A droopy tail is cat language that says kitty is just checking things out and currently everything is neutral. But when she begins to wave that droopy tail, she is reconsidering the neutrality, and is probably going to change her mind soon.
Watch out when your cat rapidly whips or snaps her droopy tail back and forth. She is agitated. You need to, if possible, remove the source of agitation immediately!
If kitty has an easy-going, protected life without things in her environment threatening her, you may not often see her with a big, puffy, bottle-brush tail. But when you do, this cat language is showing surprise, fear, and bravery, possibly all at the same time. Kitty has either been surprised or threatened. Instead of turning and running off, she is bravely confronting whatever has frightened her. So she raises the fur, not only on her tail, but on her back as well.
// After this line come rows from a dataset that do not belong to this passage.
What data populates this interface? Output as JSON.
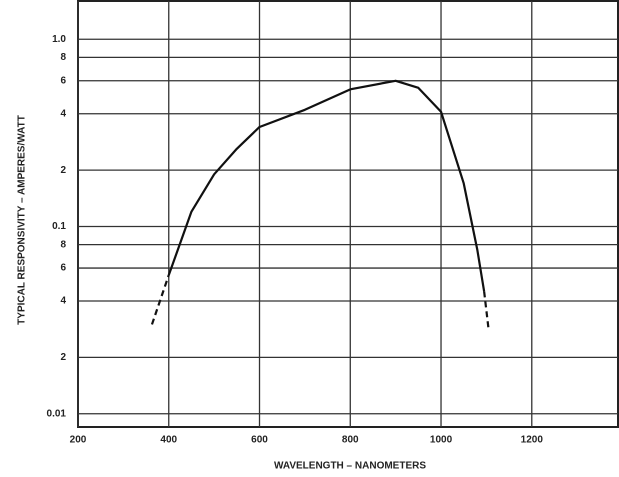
{
  "chart_data": {
    "type": "line",
    "xlabel": "WAVELENGTH – NANOMETERS",
    "ylabel": "TYPICAL RESPONSIVITY – AMPERES/WATT",
    "x": [
      363,
      400,
      450,
      500,
      550,
      600,
      700,
      800,
      900,
      950,
      1000,
      1050,
      1080,
      1095,
      1105
    ],
    "series": [
      {
        "color": "#111111",
        "dash": false,
        "values": [
          null,
          0.055,
          0.12,
          0.19,
          0.26,
          0.34,
          0.42,
          0.54,
          0.6,
          0.55,
          0.41,
          0.17,
          0.075,
          0.045,
          null
        ]
      },
      {
        "color": "#111111",
        "dash": true,
        "values": [
          0.03,
          0.055,
          null,
          null,
          null,
          null,
          null,
          null,
          null,
          null,
          null,
          null,
          null,
          0.045,
          0.028
        ]
      }
    ],
    "xlim": [
      200,
      1390
    ],
    "xticks": [
      200,
      400,
      600,
      800,
      1000,
      1200
    ],
    "ylim": [
      0.0085,
      1.6
    ],
    "ylog": true,
    "yticks": [
      {
        "value": 1,
        "label": "1.0"
      },
      {
        "value": 0.8,
        "label": "8"
      },
      {
        "value": 0.6,
        "label": "6"
      },
      {
        "value": 0.4,
        "label": "4"
      },
      {
        "value": 0.2,
        "label": "2"
      },
      0.1,
      {
        "value": 0.08,
        "label": "8"
      },
      {
        "value": 0.06,
        "label": "6"
      },
      {
        "value": 0.04,
        "label": "4"
      },
      {
        "value": 0.02,
        "label": "2"
      },
      0.01
    ],
    "grid": true
  }
}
Since this makes kitty look much bigger, she is definitely expecting the enemy to be the one to turn and run off, not her!
How a Cat is Enabled to Use Her Tail In Cat Language
A cat’s tail is included in the vertebral column and its bones, which are called caudal vertebrae. Usually a cat has 19 to 21 caudal vertebrae. This varies with the cat breed, as cats with longer tails (such as Siamese) have more caudal vertebrae and breeds with shorter tails (as in Persian) have less. Even Manx cats, which appear to not have any tail at all, usually still have a few caudal vertebrae.
The muscles surrounding the bones in a feline’s tail enable her to move it in expressing cat language. At the end of the cat’s back where the tail starts, the muscles are big. They get smaller the closer they get to the tip of the tail, which is why a cat’s tail is tapered.